2
votes

I am starting my journey with Elixir and am looking for some advice on how best to approach a particular problem.

I have a data set that needs to be searched as quickly as possible. The data consists of two numbers that form an enclosed band and some meta data associated with each band.

For example:

From,To,Data    
10000,10999,MetaData1
11000,11999,MetaData2
12000,12499,MetaData3
12500,12999,MetaData4

This data set could have upwards of 100,000 entries.

I have a struct defined that models the data, along with a parser that creates an Elixir list in-memory representation.

defmodule Band do
    defstruct from: 0, to: 0, metadata: 0
end

The parser returns a list of the Band struct. I defined a find method that uses a list comprehension

defp find_metadata(bands, number) do
        match? = fn(x) -> x.from <= number and x.to >= number end

        [match | _ ] = for band <- bands, match?.(band), do: band

        { :find, band }
end

Based on my newbie knowledge, using the list comprehension will require a full traversal of the list.

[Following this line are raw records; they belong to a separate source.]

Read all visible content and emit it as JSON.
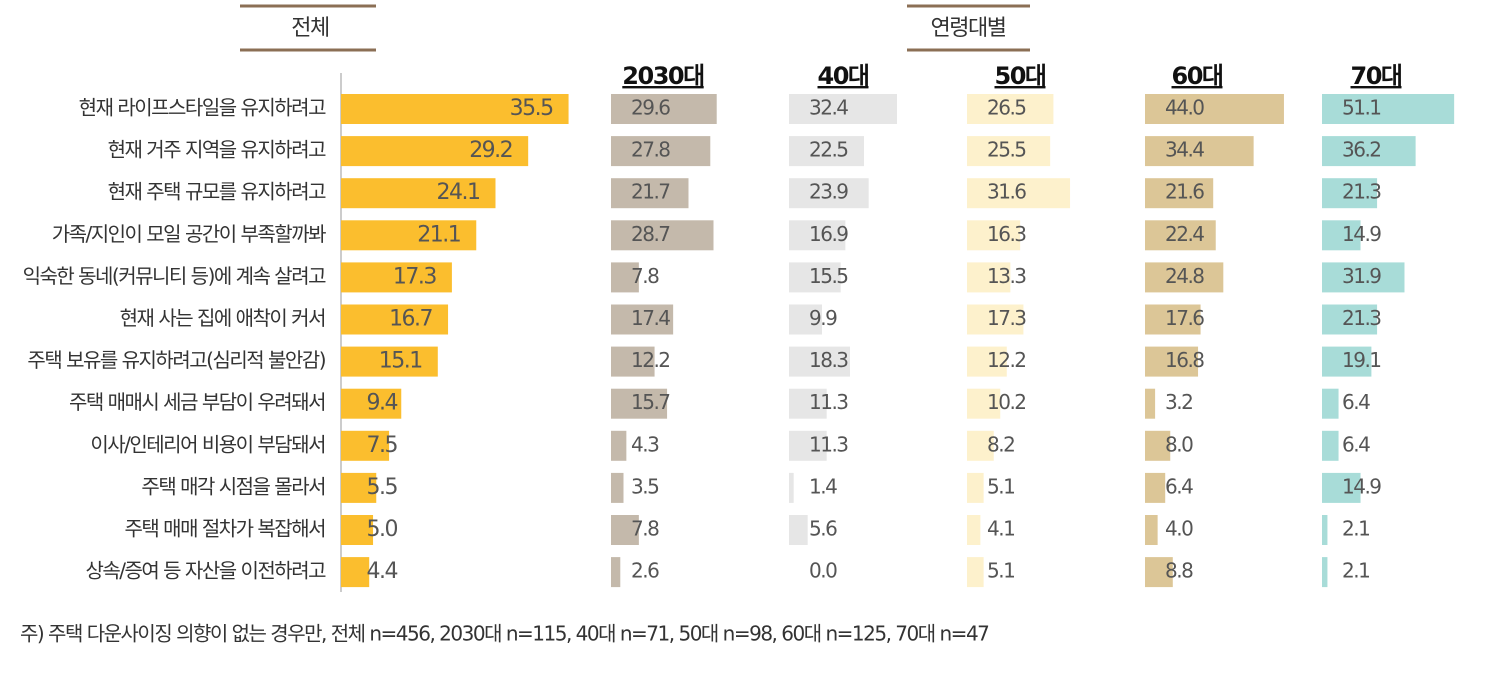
{
  "group_label": "연령대별",
  "note": "주) 주택 다운사이징 의향이 없는 경우만, 전체 n=456, 2030대 n=115, 40대 n=71, 50대 n=98, 60대 n=125, 70대 n=47",
  "chart_data": [
    {
      "type": "bar",
      "title": "전체",
      "color": "#fbbe2e",
      "xlim": [
        0,
        39
      ],
      "categories": [
        "현재 라이프스타일을 유지하려고",
        "현재 거주 지역을 유지하려고",
        "현재 주택 규모를 유지하려고",
        "가족/지인이 모일 공간이 부족할까봐",
        "익숙한 동네(커뮤니티 등)에 계속 살려고",
        "현재 사는 집에 애착이 커서",
        "주택 보유를 유지하려고(심리적 불안감)",
        "주택 매매시 세금 부담이 우려돼서",
        "이사/인테리어 비용이 부담돼서",
        "주택 매각 시점을 몰라서",
        "주택 매매 절차가 복잡해서",
        "상속/증여 등 자산을 이전하려고"
      ],
      "values": [
        35.5,
        29.2,
        24.1,
        21.1,
        17.3,
        16.7,
        15.1,
        9.4,
        7.5,
        5.5,
        5.0,
        4.4
      ],
      "value_labels": [
        "35.5",
        "29.2",
        "24.1",
        "21.1",
        "17.3",
        "16.7",
        "15.1",
        "9.4",
        "7.5",
        "5.5",
        "5.0",
        "4.4"
      ]
    },
    {
      "type": "bar",
      "title": "2030대",
      "color": "#c4b9ab",
      "xlim": [
        0,
        42
      ],
      "values": [
        29.6,
        27.8,
        21.7,
        28.7,
        7.8,
        17.4,
        12.2,
        15.7,
        4.3,
        3.5,
        7.8,
        2.6
      ]
    },
    {
      "type": "bar",
      "title": "40대",
      "color": "#e6e6e6",
      "xlim": [
        0,
        45
      ],
      "values": [
        32.4,
        22.5,
        23.9,
        16.9,
        15.5,
        9.9,
        18.3,
        11.3,
        11.3,
        1.4,
        5.6,
        0.0
      ],
      "value_labels": [
        "32.4",
        "22.5",
        "23.9",
        "16.9",
        "15.5",
        "9.9",
        "18.3",
        "11.3",
        "11.3",
        "1.4",
        "5.6",
        "0.0"
      ]
    },
    {
      "type": "bar",
      "title": "50대",
      "color": "#fdf1cc",
      "xlim": [
        0,
        46
      ],
      "values": [
        26.5,
        25.5,
        31.6,
        16.3,
        13.3,
        17.3,
        12.2,
        10.2,
        8.2,
        5.1,
        4.1,
        5.1
      ]
    },
    {
      "type": "bar",
      "title": "60대",
      "color": "#dcc697",
      "xlim": [
        0,
        47.5
      ],
      "values": [
        44.0,
        34.4,
        21.6,
        22.4,
        24.8,
        17.6,
        16.8,
        3.2,
        8.0,
        6.4,
        4.0,
        8.8
      ],
      "value_labels": [
        "44.0",
        "34.4",
        "21.6",
        "22.4",
        "24.8",
        "17.6",
        "16.8",
        "3.2",
        "8.0",
        "6.4",
        "4.0",
        "8.8"
      ]
    },
    {
      "type": "bar",
      "title": "70대",
      "color": "#a8dcd8",
      "xlim": [
        0,
        58
      ],
      "values": [
        51.1,
        36.2,
        21.3,
        14.9,
        31.9,
        21.3,
        19.1,
        6.4,
        6.4,
        14.9,
        2.1,
        2.1
      ]
    }
  ]
}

To avoid scanning the full list, I have used search trees in other languages.

Is there an algorithm/mechanism/approach available in Elixir that would a more efficient approach for this type of search problem?

Thank you.

1
Enum.find/2 is likely what you want (it will traverse a list until you find the first that matches a given predicate/function).José Valim
thanks @JoséValim, I was concerned about the time for a sequential search. On a 20K search space, running 5,000 searches with the match towards the end of the space, list comprehension takes ~1400ms while Enum.Find comes in at ~1800ms. I've used mix test --trace to get the timings - not sure if that's accurate enough?BrianB
To some extent (as @obrok suggests below) this isn't an Elixir issue so much as it's a data structure issue. Pick the right data structure and your performance should be excellent.Onorio Catenacci
@OnorioCatenacci agreed - wanted to ensure that there wasn't a language feature that would help with this type of data structure.BrianB

1 Answers

4
votes

If the bands are mutually exclusive you could structure them into a tree sorted by from. Searching through that tree should take log(n) time. Something like the following should work:

defmodule Tree do
  defstruct left: nil, right: nil, key: nil, value: nil

  def empty do
    nil
  end

  def insert(tree, value = {key, _}) do
    cond do
      tree == nil    -> %Tree{left: empty, right: empty, key: key, value: value}
      key < tree.key -> %{tree | left: insert(tree.left, value)}
      true           -> %{tree | right: insert(tree.right, value)}
    end
  end

  def find_interval(tree, value) do
    cond do
      tree == nil                -> nil
      value < tree.key           -> find_interval(tree.left, value)
      between(tree.value, value) -> tree.value
      true                       -> find_interval(tree.right, value)
    end
  end

  def between({left, right}, value) do
    value >= left and value <= right
  end
end

Note that you can also use Ranges to store the "bands" as you call them. Also note that the tree isn't balanced. A simple scheme to (probably) achieve a balanced tree is to shuffle the intervals before inserting them. Otherwise you'd need to have a more complex implementation that balances the tree. You can look at erlang's gb_trees for inspiration.